Cas qu’on peut soulever
- Cambodge, 1973-1982 – régime de Pol Pot; pays fermé; 1979/1980-1991: Action humanitaire conjointe du CICR et de l’UNICEF au Cambodge (Kampuchéa) suite à l’expulsion partielle des Khmers rouges par les forces d’intervention vietnamiennes : plus grande action humanitaire depuis la DGM (famine, services médicaux, écoles, aide au développement, 250.000 t de marchandises), CICR entre dans une nouvelle catégorie; obtient statut d’observateur permanent auprès de l’AG des Nations Unies, unique statut.
- Vietnam – le drame des Boat-People – naissance des Médecins du Monde (Kouchner).
- Guerre d’Angola, 1974-1990 : de nombreux belligérants, plusieurs fronts → mission impossible.
- Guerre d’Ethiopie, 1976-79 (dates indicatives), nettoyage ethnique, et famine au Sahel, aggravée par dictature de Mengistu: l’humanitaire devient populaire.
- initiative Live Aid - Bob Geldorf – chanson We are the World.
- Dénonçant les pratiques de nettoyage ethnique du gouvernement de Mengistu, MSF obligé de se retirer de d’Ethiopie.

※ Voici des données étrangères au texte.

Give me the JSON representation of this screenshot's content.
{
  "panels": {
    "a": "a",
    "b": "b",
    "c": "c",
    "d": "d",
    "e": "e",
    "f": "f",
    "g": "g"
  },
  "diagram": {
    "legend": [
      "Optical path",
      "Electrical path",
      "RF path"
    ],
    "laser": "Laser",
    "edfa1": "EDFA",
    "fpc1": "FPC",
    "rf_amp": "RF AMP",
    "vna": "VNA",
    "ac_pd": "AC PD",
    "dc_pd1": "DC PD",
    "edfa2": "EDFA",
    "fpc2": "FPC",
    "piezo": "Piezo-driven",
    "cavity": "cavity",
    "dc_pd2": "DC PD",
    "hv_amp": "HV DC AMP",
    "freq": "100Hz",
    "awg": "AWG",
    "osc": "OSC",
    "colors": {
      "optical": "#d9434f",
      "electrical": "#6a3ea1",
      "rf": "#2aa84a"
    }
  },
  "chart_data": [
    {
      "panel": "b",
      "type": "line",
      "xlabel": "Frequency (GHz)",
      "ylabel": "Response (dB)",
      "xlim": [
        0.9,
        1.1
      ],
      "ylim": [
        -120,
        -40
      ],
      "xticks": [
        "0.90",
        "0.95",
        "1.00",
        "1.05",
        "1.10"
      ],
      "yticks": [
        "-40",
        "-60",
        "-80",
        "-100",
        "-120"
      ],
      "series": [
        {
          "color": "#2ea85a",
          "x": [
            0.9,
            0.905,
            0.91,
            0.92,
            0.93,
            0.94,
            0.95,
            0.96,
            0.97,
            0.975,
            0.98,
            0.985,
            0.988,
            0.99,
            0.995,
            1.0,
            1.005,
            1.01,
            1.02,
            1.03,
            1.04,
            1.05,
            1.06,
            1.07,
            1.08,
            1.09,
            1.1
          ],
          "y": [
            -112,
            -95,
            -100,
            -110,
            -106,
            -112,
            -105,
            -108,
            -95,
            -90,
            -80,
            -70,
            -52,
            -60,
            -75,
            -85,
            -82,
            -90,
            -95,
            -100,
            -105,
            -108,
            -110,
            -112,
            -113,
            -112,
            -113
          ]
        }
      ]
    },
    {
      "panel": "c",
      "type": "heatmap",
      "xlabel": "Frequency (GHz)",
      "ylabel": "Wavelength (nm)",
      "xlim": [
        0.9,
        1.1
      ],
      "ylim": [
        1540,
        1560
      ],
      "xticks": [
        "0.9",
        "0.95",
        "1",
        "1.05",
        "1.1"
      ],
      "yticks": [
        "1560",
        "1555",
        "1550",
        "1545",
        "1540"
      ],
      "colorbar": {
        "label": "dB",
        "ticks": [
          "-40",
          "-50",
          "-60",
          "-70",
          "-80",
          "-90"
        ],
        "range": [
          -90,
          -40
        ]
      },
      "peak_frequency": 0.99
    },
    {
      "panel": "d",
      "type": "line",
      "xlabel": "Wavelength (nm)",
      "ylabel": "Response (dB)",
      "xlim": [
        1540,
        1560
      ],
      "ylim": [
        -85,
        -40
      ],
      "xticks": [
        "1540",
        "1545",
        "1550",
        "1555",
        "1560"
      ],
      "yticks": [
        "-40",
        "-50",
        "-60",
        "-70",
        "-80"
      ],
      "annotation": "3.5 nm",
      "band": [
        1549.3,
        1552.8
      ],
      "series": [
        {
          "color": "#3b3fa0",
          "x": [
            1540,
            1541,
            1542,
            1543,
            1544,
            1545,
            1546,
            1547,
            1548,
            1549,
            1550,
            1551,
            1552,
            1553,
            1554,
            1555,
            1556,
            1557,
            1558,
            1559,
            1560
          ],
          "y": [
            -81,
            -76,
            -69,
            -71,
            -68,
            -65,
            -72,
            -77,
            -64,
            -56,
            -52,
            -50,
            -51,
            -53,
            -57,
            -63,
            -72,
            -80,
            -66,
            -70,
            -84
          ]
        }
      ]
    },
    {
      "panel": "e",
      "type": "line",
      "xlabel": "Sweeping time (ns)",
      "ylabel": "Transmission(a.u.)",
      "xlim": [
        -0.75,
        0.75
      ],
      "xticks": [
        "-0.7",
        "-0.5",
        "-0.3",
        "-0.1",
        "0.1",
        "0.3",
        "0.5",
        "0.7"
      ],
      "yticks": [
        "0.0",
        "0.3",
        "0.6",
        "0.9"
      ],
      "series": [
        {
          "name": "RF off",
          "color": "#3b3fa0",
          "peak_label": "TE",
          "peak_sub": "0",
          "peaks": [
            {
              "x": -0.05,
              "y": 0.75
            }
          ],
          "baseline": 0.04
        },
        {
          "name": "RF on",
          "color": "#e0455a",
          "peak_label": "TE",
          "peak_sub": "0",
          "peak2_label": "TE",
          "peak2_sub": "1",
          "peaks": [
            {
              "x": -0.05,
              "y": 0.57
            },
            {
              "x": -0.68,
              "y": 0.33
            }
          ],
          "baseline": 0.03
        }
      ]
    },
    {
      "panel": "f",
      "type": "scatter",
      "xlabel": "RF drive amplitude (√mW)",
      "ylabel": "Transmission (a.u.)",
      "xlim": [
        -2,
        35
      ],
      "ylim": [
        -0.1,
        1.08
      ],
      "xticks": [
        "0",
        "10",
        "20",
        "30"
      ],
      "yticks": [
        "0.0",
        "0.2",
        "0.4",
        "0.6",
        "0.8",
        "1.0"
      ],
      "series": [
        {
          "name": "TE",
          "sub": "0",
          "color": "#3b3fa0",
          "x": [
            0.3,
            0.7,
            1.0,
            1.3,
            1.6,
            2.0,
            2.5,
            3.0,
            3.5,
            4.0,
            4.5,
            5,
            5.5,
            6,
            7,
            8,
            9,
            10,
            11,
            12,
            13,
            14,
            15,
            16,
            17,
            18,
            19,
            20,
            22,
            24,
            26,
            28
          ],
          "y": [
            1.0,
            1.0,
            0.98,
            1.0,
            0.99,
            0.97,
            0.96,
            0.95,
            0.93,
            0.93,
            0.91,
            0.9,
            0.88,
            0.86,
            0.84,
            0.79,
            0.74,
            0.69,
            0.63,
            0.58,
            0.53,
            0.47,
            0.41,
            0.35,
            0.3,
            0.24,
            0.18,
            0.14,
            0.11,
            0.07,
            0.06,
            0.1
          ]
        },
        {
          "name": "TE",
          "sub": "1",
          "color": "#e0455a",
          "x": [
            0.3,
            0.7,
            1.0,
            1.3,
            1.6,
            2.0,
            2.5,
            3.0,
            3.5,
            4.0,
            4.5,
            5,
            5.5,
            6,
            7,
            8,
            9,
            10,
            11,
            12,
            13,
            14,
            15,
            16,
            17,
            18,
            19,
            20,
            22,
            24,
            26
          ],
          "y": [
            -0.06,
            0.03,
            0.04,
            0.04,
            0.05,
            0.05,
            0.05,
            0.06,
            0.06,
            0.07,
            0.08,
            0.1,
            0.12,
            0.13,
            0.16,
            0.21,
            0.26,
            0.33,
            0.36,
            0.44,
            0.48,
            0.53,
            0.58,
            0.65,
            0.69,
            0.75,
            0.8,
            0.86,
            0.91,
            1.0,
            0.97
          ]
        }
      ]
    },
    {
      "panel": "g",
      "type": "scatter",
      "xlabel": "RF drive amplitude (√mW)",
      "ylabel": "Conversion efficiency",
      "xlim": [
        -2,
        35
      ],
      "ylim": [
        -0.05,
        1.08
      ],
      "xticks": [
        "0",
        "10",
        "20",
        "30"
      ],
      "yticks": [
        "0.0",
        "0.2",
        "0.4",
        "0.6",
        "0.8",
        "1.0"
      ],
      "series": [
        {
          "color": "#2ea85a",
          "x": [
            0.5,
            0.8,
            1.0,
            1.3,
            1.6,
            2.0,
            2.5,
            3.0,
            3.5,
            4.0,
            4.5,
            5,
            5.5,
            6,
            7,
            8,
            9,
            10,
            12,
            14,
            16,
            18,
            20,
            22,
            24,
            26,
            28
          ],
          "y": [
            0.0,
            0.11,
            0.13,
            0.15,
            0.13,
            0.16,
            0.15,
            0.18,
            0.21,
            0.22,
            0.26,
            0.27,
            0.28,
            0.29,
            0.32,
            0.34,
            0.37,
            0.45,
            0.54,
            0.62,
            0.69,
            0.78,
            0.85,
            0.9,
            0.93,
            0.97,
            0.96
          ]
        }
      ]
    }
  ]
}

- Guerre d’Afghanistan 1979-1989 - intervention soviétique, pays derrière le rideau de fer.
Conclusion
- Eléments clés :
- Multiplication des acteurs humanitaires suite à la DGM, la plupart se lance cependant plutôt dans l’aide au développement que dans l’aide d’urgence.
- Multiplication des acteurs humanitaires implique la concurrence humanitaire (HCR, CICR, MSF etc.).
- Multiplication des guerres pendant la Guerre froide (guerres à procuration) depuis 1973-5 (URSS!).
- Multiplication des guerres anarchiques, de guerres de prédation suite à la décolonisation.
- Augmentation des victimes civiles.
- Accompagnées de famines, épurations ethniques.
- Des casques bleus et des humanitaires soumis à la violence.
- En total à la fin des années 1990 : 16 mio. réfugiés sous l’égide du UNHCR.
- 2007 plus qu’une trentaine de million de refugiés, 2019 cinquante millions (estimations, presse).
- Conclusion :
- L’aide humanitaire en guerre n’a pas perdu sa raison d’être, mais problèmes de politisation et d’abus se posent d’une manière brulante.
- Le lien entre économie de guerre et neutralité humanitaire pose problème de l’attitude face à l’agresseur, si on peut en discerner un.
- L’action humanitaire se nuance : guerre (devoir d’ingérence) ou urgence civile (catastrophe naturelle).